Uma viagem de trem
Na falta do que fazer, passo dias e mais dias, para não dizer todos os dias - sem fazer nada.
Nada de nada, mano. Lembrando sempre que nada é nada, como ensinavam os poetas de antigamente. Se bem que, na verdade, como diriam os santos, não se pode dizer que os poetas de antigamente viviam também tão preocupados assim com as verdades.
Na verdade, e na maior parte dos casos, a verdade, ou as verdades existiam ou só existem mesmo para quem vai atrás dela. Como nunca ninguém soube, de verdade, onde está a verdade, fica difícil a gente procurar por ela. Essa é a grande verdade, mano. Afinal, o que é a verdade, você sabe? Eu falo da verdade verdadeira, a verdade nua e crua, doa a quem doer, como costumam dizer os mais sábios e evoluídos.
" Saudade de verdade "
Como não sou nem sábio e nem tão evoluído assim, melhor passar de lado, ou passar de banda, como dizem os caboclos, para não esbarrar em alguma mentira.
Em verdade e de verdade - eu falo das minhas verdades - passei a vida inteira, pelo menos até agora, correndo atrás de coisas para fazer. Primeiro estudava muito pouco (agora estou falando a verdade dizendo que estudava pouco), e só estudava quando os professores exigiam, noves-fora quando pai e mãe apertavam - "Digaí a verdade, não minta!". Eu nunca aprendi a mentir. Uma ou outra vez, talvez, uma mentirinha ou duas, absolutamente improváveis, não mais que isso. Na verdade, falando e escrevendo quase toda a minha vida, adoro a verdade. E é verdade.
" Mais um pouco "
Nada como a verdade - penso eu e com certeza pensa você, meu caro leitor. Verdade a gente fala onde tiver que falar, diante de quem tem que ouvir - para não resmungar depois - dizendo que ouviram mal. Mano, meu caro mano, a verdade é a verdade. Por mais que doa. A verdade dói na hora que entra na cabeça da gente para nunca mais sair. Tanto é verdade, claro, que, com certeza, o ilustre leitor também pensa assim.
Claro, também, que ela sempre vem, quando a gente manda ver uma mentirinha dessas bem mentirinhas mesmo, por exemplo, aquelas que a gente usa, às vezes, do tipo estacionar o carro num local proibido.
" É batata! "
Pois é.

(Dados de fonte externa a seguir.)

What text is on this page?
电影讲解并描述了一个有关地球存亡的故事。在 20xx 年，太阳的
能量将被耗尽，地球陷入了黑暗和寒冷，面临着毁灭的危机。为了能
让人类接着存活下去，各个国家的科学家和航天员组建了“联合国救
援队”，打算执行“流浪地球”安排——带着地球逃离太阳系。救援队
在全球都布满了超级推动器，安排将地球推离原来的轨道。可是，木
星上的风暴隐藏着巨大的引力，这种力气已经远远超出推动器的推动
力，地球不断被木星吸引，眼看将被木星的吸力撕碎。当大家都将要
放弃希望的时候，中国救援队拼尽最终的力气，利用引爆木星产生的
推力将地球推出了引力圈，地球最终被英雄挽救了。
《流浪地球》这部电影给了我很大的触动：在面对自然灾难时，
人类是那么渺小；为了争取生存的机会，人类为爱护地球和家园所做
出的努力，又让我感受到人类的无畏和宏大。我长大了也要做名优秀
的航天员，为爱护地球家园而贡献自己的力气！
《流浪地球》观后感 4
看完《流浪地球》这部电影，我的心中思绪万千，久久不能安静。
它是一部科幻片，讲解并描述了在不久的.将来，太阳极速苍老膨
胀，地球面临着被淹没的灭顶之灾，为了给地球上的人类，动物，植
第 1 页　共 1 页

Na falta do que fazer, dia destes resolvi descascar batatas. Isso mesmo, caro amigo, descascar batatas. De alguma maneira estava dando uma volta ao passado, nos tempos em que fui selecionado para "Servir ao Exército"! Na primeira frase já foi repreendido pelo computador que garante que a expressão está totalmente errada. Na verdade, fui incorporado ao Exército brasileiro. Não é assim que se diz? Se é ou se não é, fica sendo. Até porque tudo isso já foi e, repetindo, fui incorporado ao Exército Brasileiro, como se costuma dizer. E se não é assim que se diz, fica o dito pelo dito. E aqui não se trata do Dito, que foi um grande amigo lá nos tempos do tal "Segundo G-Can 90", do glorioso Exército Nacional, quartéis localizados em Quitaúna, município que abriga quartéis do Exército.
Para não deixar o leitor ressabiado, esclareço que fui buscar esta história nos tempos em que eu também andava fardado, verde-oliva, por aí. E esse aí, tem que soar como dor. Afinal, estamos falando de um soldado do glorioso Exército Brasileiro. Pobre do elemento, ou do soldado que fosse flagrado sem farda pelas ruas. Soldado tinha que andar fardado.
Menos mal que eu servi ao Exército por lá, em Quitaúna, onde a gente chegava preferencialmente com o trem chamado de "Trem Militar", que partia da Estação Júlio Prestes, da antiga Estrada de Ferro Sorocabana. Alguém lembra da Sorocabana? Nossa, quanta saudade! A Sorocabana levava e trazia passageiros tanto de regiões mais próximas, quanto das mais longínquas.
" E lá vinha o apito do trem "
Quem servia ao Exército, não podia vacilar. Perder o trem militar, que era de graça, claro, obrigava a viajar nos trens de carreira, que circulavam no subúrbio paulistano. Muita gente provavelmente nunca tinha ouvido falar do tal trem militar, mas ele existiu. Nem sei se circula ainda hoje, muito menos como os militares que servem à Pátria lá em Quitaúna fazem hoje.
Talvez eu devesse sair por aí perguntando coisas e mais coisas. Mas, as coisas e mais coisas daquele tempo, provavelmente hoje já não representam coisa nenhuma.
Para o bem ou para o mal sinto uma saudade danada porque nunca mais andei de trem. Sou eu que levo os trens da Sorocabana na memória por toda saudade que deixaram em mim.